DCR deletion did not alter bone loss induced by dietary calcium deficiency in adult mice. Six-month-old WT and DCR KO female mice were fed control or calcium-deficient diet for 30 d. A and B, Percent change in BMD in the femur (A) and spine (B) was determined by comparison of DEXA at the start and end of 30 d of experimental diet. C and D, Bone volume over tissue volume (BV/TV) ratios of cancellous bone were determined by μCT analysis of femur (C) and L4 vertebrae (D). Values represent the mean of 10–12 animals per group. All statistical comparisons were done using two-way ANOVA. *, P < 0.05 effect of diet within genotype. #, P < 0.05 effect of genotype within diet.

Fig. 4.

The DCR is required for the increase in RANKL caused by dietary calcium deficiency. A and B, Quantitative RT-PCR analysis of RANKL mRNA levels in calvaria (A) and L5 vertebrae (B) of WT and DCR KO mice. C, sRANKL levels measured from blood plasma of WT and KO mice. D and E, Quantitative RT-PCR analysis of cathepsin K (CatK) (D) and OPG (E) mRNA levels in calvaria of WT and DCR KO mice. F, OPG protein levels measured from blood plasma of WT and KO mice. All quantitative RT-PCR values were normalized to ribosomal protein S2 mRNA levels and are the mean of 10–11 animals per group. Blood plasma protein values are the mean of 9–10 samples per group. All statistical comparisons were done using two-way ANOVA. *, P < 0.05 effect of diet within genotype; #, P < 0.05 effect of genotype within diet.

Fig. 5.

DCR deletion does not alter bone loss caused by lactation. Six-month-old WT and DCR KO females were mated with C57BL/6 males and then allowed to give birth and lactate for 12 d. A and B, Percent change in the BMD in the spine (A) and femur (B) of WT or DCR KO mice, determined by DEXA at d 4 and 12 of lactation. C and D, Bone volume over tissue volume (BV/TV) (C) and trabecular thickness (Tb.Th) (D) determined by μCT analysis of L4 vertebrae. E and F, Cortical thickness (Ct.Th) (E) and cortical porosity (F) determined by μCT analysis of the femur. BMD values represent the mean of 9–12 animals per group, and the μCT values are the mean of five to nine animals per group. All statistical comparisons were done using two-way ANOVA. *, P < 0.05 lactation vs. nulliparity within genotype; #, P < 0.05 WT vs. KO within lactation status.

Fig. 6.

DCR deletion blunts the lactation-induced increase in RANKL expression.
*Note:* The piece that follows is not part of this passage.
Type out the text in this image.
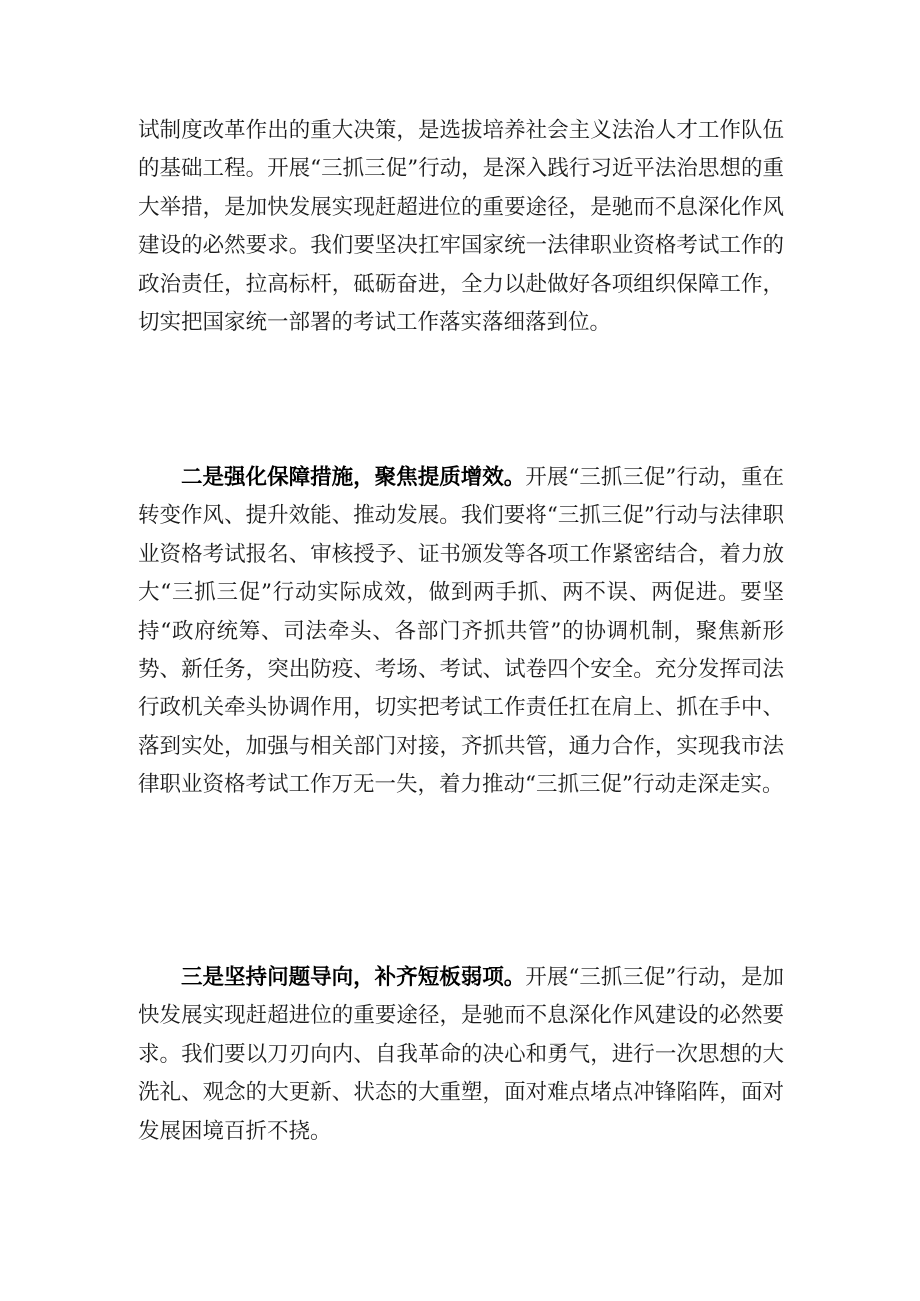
试制度改革作出的重大决策，是选拔培养社会主义法治人才工作队伍的基础工程。开展“三抓三促”行动，是深入践行习近平法治思想的重大举措，是加快发展实现赶超进位的重要途径，是驰而不息深化作风建设的必然要求。我们要坚决扛牢国家统一法律职业资格考试工作的政治责任，拉高标杆，砥砺奋进，全力以赴做好各项组织保障工作，切实把国家统一部署的考试工作落实落细落到位。

二是强化保障措施，聚焦提质增效。开展“三抓三促”行动，重在转变作风、提升效能、推动发展。我们要将“三抓三促”行动与法律职业资格考试报名、审核授予、证书颁发等各项工作紧密结合，着力放大“三抓三促”行动实际成效，做到两手抓、两不误、两促进。要坚持“政府统筹、司法牵头、各部门齐抓共管”的协调机制，聚焦新形势、新任务，突出防疫、考场、考试、试卷四个安全。充分发挥司法行政机关牵头协调作用，切实把考试工作责任扛在肩上、抓在手中、落到实处，加强与相关部门对接，齐抓共管，通力合作，实现我市法律职业资格考试工作万无一失，着力推动“三抓三促”行动走深走实。

三是坚持问题导向，补齐短板弱项。开展“三抓三促”行动，是加快发展实现赶超进位的重要途径，是驰而不息深化作风建设的必然要求。我们要以刀刃向内、自我革命的决心和勇气，进行一次思想的大洗礼、观念的大更新、状态的大重塑，面对难点堵点冲锋陷阵，面对发展困境百折不挠。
A and B, Quantitative RT-PCR analysis of RANKL mRNA levels in calvaria (A) and L5 vertebrae (B) of WT and DCR KO mice. C, sRANKL levels measured from blood plasma of WT and KO mice. D and E, Quantitative RT-PCR analysis of cathepsin K (CatK) (D) and OPG (E) mRNA levels in calvaria of WT and KO mice. F, OPG protein levels measured from blood plasma of WT and KO mice. All mRNA levels are normalized to ribosomal protein S2 mRNA levels, and the values are the mean of five to nine animals per group. All statistical comparisons were done using two-way ANOVA. *, P < 0.05 lactation vs. nulliparity within genotype; #, P < 0.05 effect of genotype within lactation status.